Evernoteがオフラインでできないこと
一方で、サーバーとの通信が必要な操作はオフラインでは利用できません。主な制限は以下の通りです。
| 制限される操作 | 理由 |
|---|---|
| 新規ノートの作成 | 新規ノートIDの発行にサーバー通信が必要 |
| 画像・ファイルの添付 | クラウドへのアップロードが発生するため |
| ノートの共有・共同編集 | 共有リンクの発行・受信にサーバー通信が必要 |
| ノートの検索 | インデックス検索はサーバー側で実行されるため |
| Webクリッパーの利用 | Web上のページを保存する機能のためオンライン必須 |
| AI検索・AI編集(Professional) | AI機能はクラウド側で処理されるため |
とくに新規ノートの作成は、オフラインで作業する人がつまずきやすいポイントです。「とりあえずメモを取りたい」場面でEvernoteを開いてもオフラインだと新規作成できないため、頻繁にオフライン環境で使うなら、あらかじめ空のテンプレートノートを用意しておくとスムーズです。

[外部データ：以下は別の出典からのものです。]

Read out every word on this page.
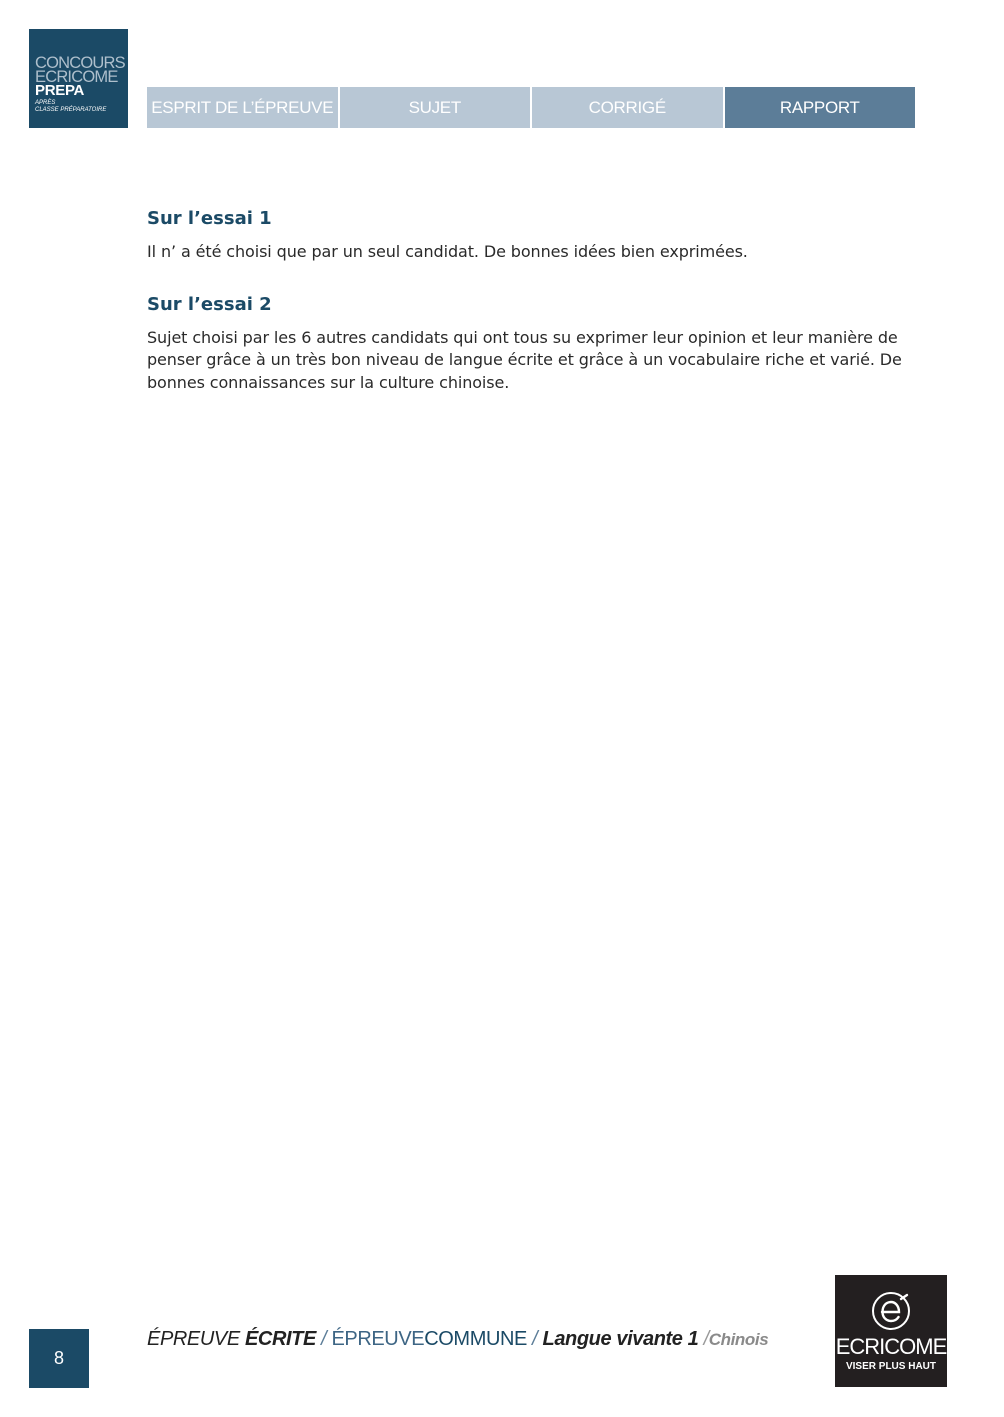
CONCOURS
ECRICOME
PREPA
APRÈS
CLASSE PRÉPARATOIRE	ESPRIT DE L’ÉPREUVE	SUJET	CORRIGÉ	RAPPORT
Sur l’essai 1

Il n’ a été choisi que par un seul candidat. De bonnes idées bien exprimées.

Sur l’essai 2

Sujet choisi par les 6 autres candidats qui ont tous su exprimer leur opinion et leur manière de penser grâce à un très bon niveau de langue écrite et grâce à un vocabulaire riche et varié. De bonnes connaissances sur la culture chinoise.

8
ÉPREUVE ÉCRITE / ÉPREUVECOMMUNE / Langue vivante 1 /Chinois	ECRICOME
VISER PLUS HAUT
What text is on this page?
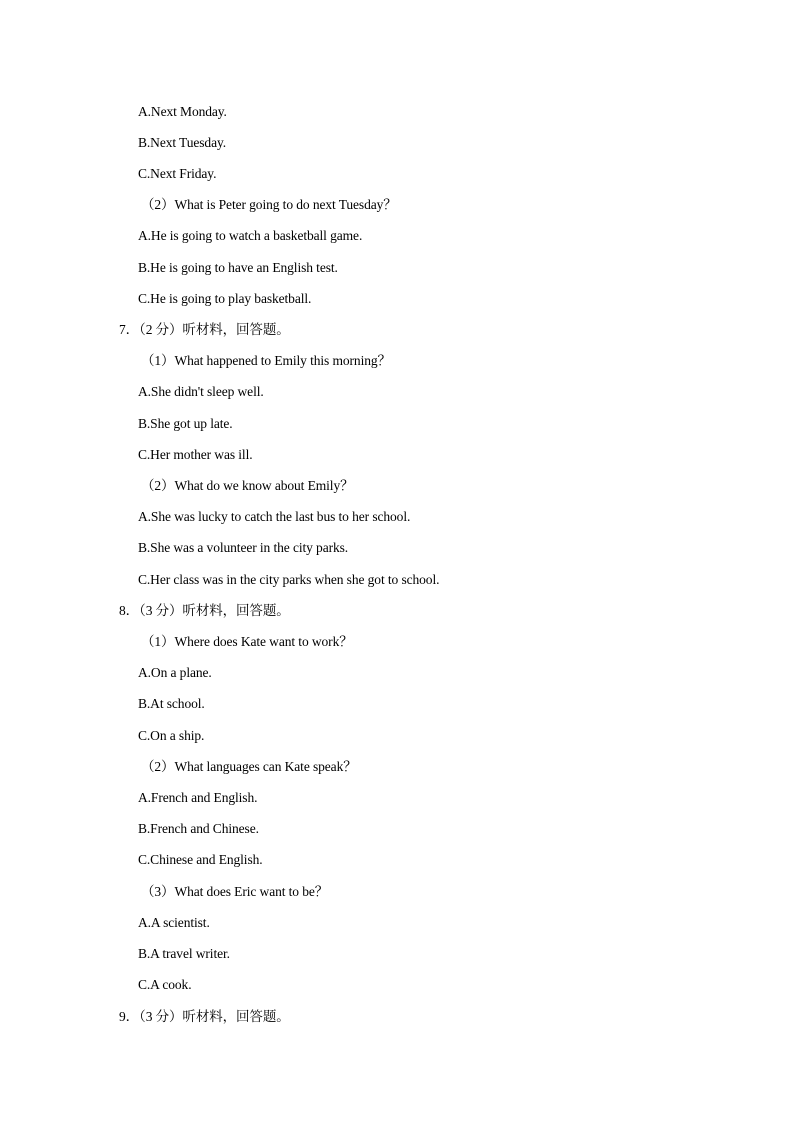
A.Next Monday.
B.Next Tuesday.
C.Next Friday.
（2）What is Peter going to do next Tuesday？
A.He is going to watch a basketball game.
B.He is going to have an English test.
C.He is going to play basketball.
7．（2 分）听材料，回答题。
（1）What happened to Emily this morning？
A.She didn't sleep well.
B.She got up late.
C.Her mother was ill.
（2）What do we know about Emily？
A.She was lucky to catch the last bus to her school.
B.She was a volunteer in the city parks.
C.Her class was in the city parks when she got to school.
8．（3 分）听材料，回答题。
（1）Where does Kate want to work？
A.On a plane.
B.At school.
C.On a ship.
（2）What languages can Kate speak？
A.French and English.
B.French and Chinese.
C.Chinese and English.
（3）What does Eric want to be？
A.A scientist.
B.A travel writer.
C.A cook.
9．（3 分）听材料，回答题。
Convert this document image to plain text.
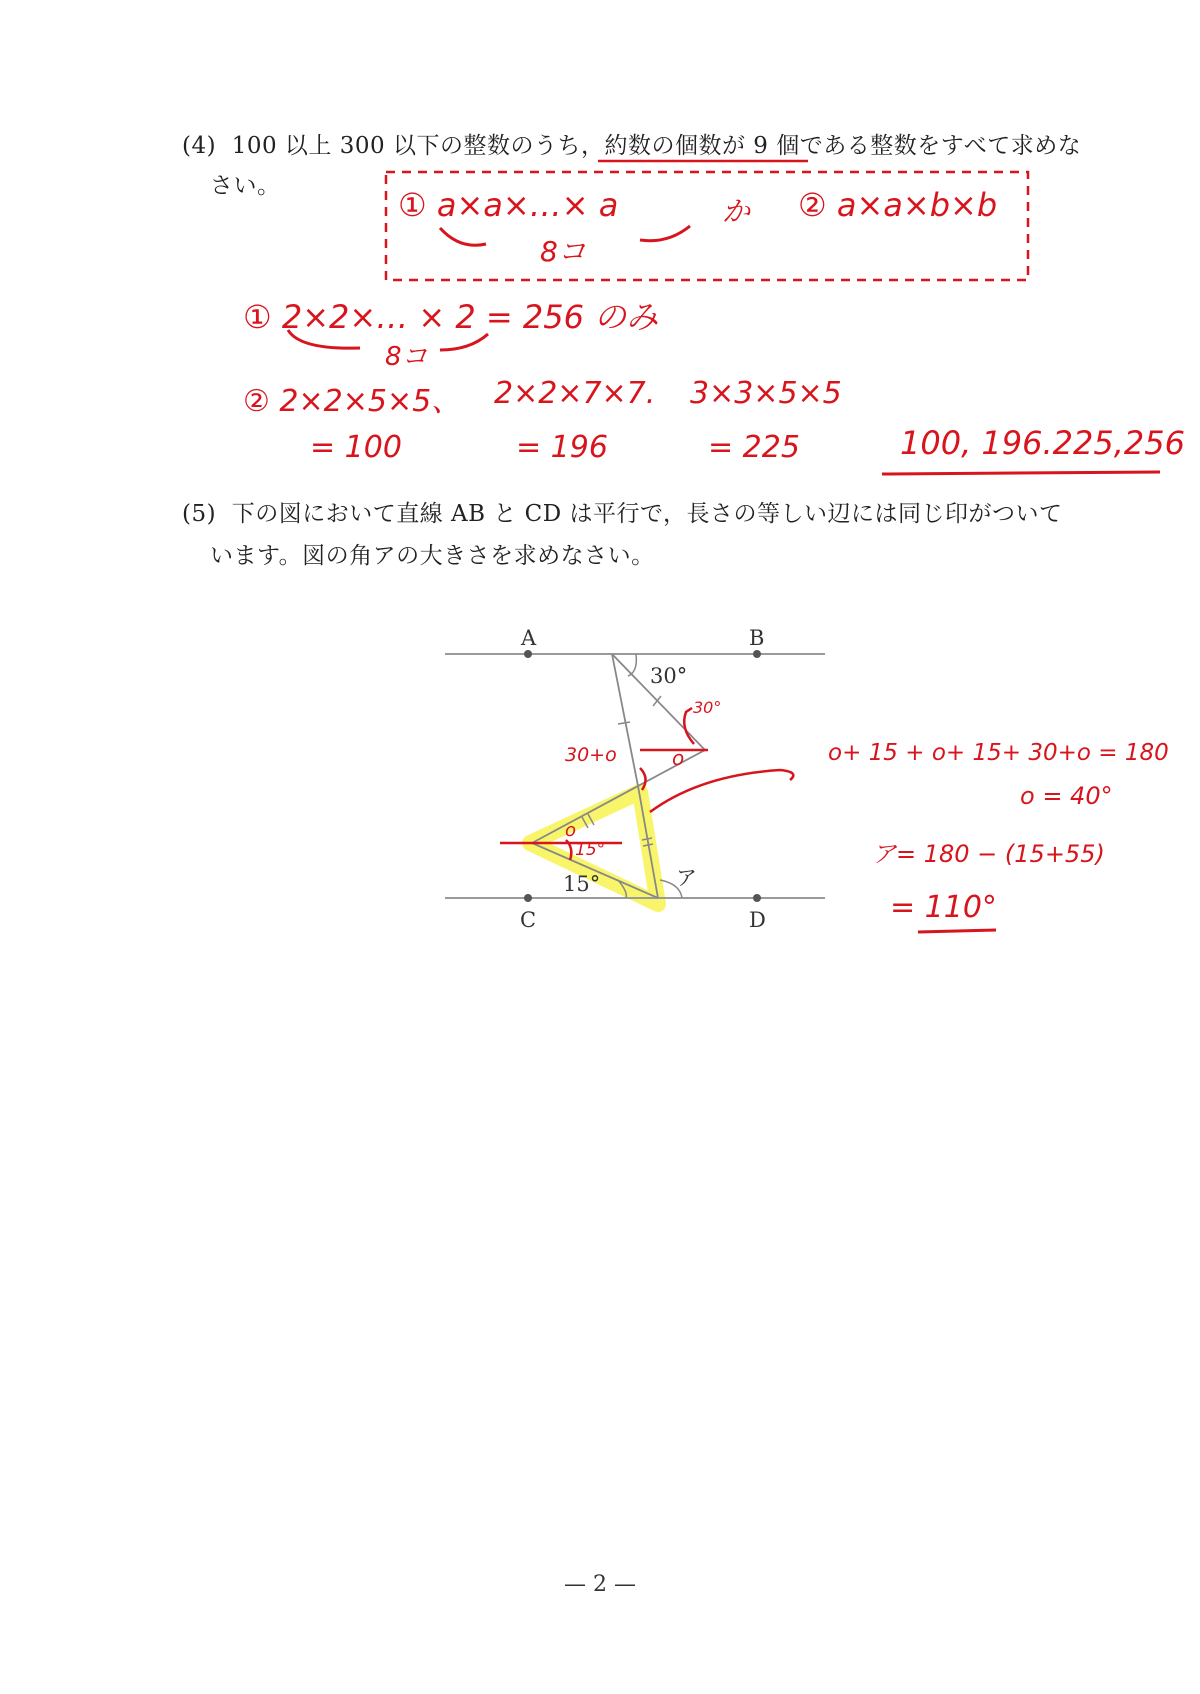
(4) 100 以上 300 以下の整数のうち，約数の個数が 9 個である整数をすべて求めな
さい。	① a×a×…× a
8コ
か ② a×a×b×b
① 2×2×… × 2 = 256 のみ
8コ
② 2×2×5×5、 2×2×7×7. 3×3×5×5
= 100	= 196	= 225	100, 196.225,256
(5) 下の図において直線 AB と CD は平行で，長さの等しい辺には同じ印がついて
います。図の角アの大きさを求めなさい。
A	B
C	D
30°
15°	ア
30°
o
30+o
o
15°
o+ 15 + o+ 15+ 30+o = 180
o = 40°
ア= 180 − (15+55)
= 110°
— 2 —
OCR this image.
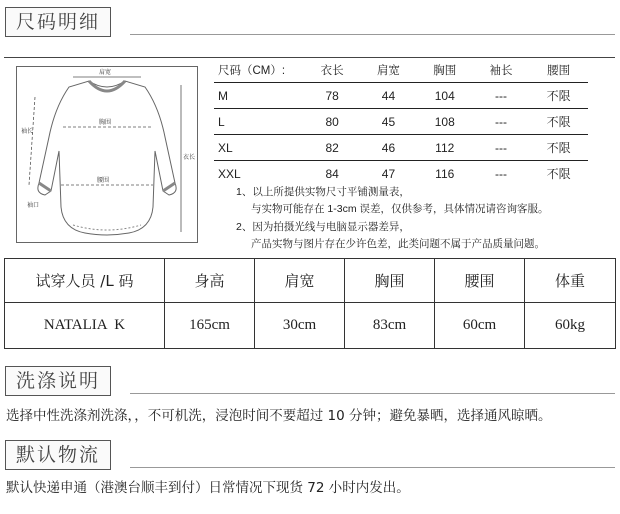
尺码明细
肩宽
胸围
腰围
衣长
袖长
袖口
尺码（CM）:	衣长	肩宽	胸围	袖长	腰围
M	78	44	104	---	不限
L	80	45	108	---	不限
XL	82	46	112	---	不限
XXL	84	47	116	---	不限
1、以上所提供实物尺寸平铺测量表，
与实物可能存在 1-3cm 误差，仅供参考，具体情况请咨询客服。
2、因为拍摄光线与电脑显示器差异，
产品实物与图片存在少许色差，此类问题不属于产品质量问题。
试穿人员 /L 码	身高	肩宽	胸围	腰围	体重
NATALIA  K	165cm	30cm	83cm	60cm	60kg
洗涤说明
选择中性洗涤剂洗涤，，不可机洗，浸泡时间不要超过 10 分钟；避免暴晒，选择通风晾晒。
默认物流
默认快递申通（港澳台顺丰到付）日常情况下现货 72 小时内发出。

「メモ用」「アイデア用」など用途別に空のノートをいくつか作成し、オフラインノートブックに同期しておくと、新規作成できない制約を回避できます。オフライン時はそのノートに追記する形で運用するのがおすすめです。
Evernoteのオフライン機能はプランで違う【無料/Starter/Advanced比較】
Evernoteのオフライン機能を使うには、有料プランへの加入がほぼ必須です。2025年にプラン体系が大きく変わり、現在は無料のFree・新有料プランのStarterとAdvancedの3種類が中心になっています。
古い情報のままだと「無料版でも2ノートブックまでオフラインで使える」と書かれている記事が多いですが、これは2026年現在の仕様とは異なります。ここでは最新のプラン構成で、何がどう違うのかを整理します。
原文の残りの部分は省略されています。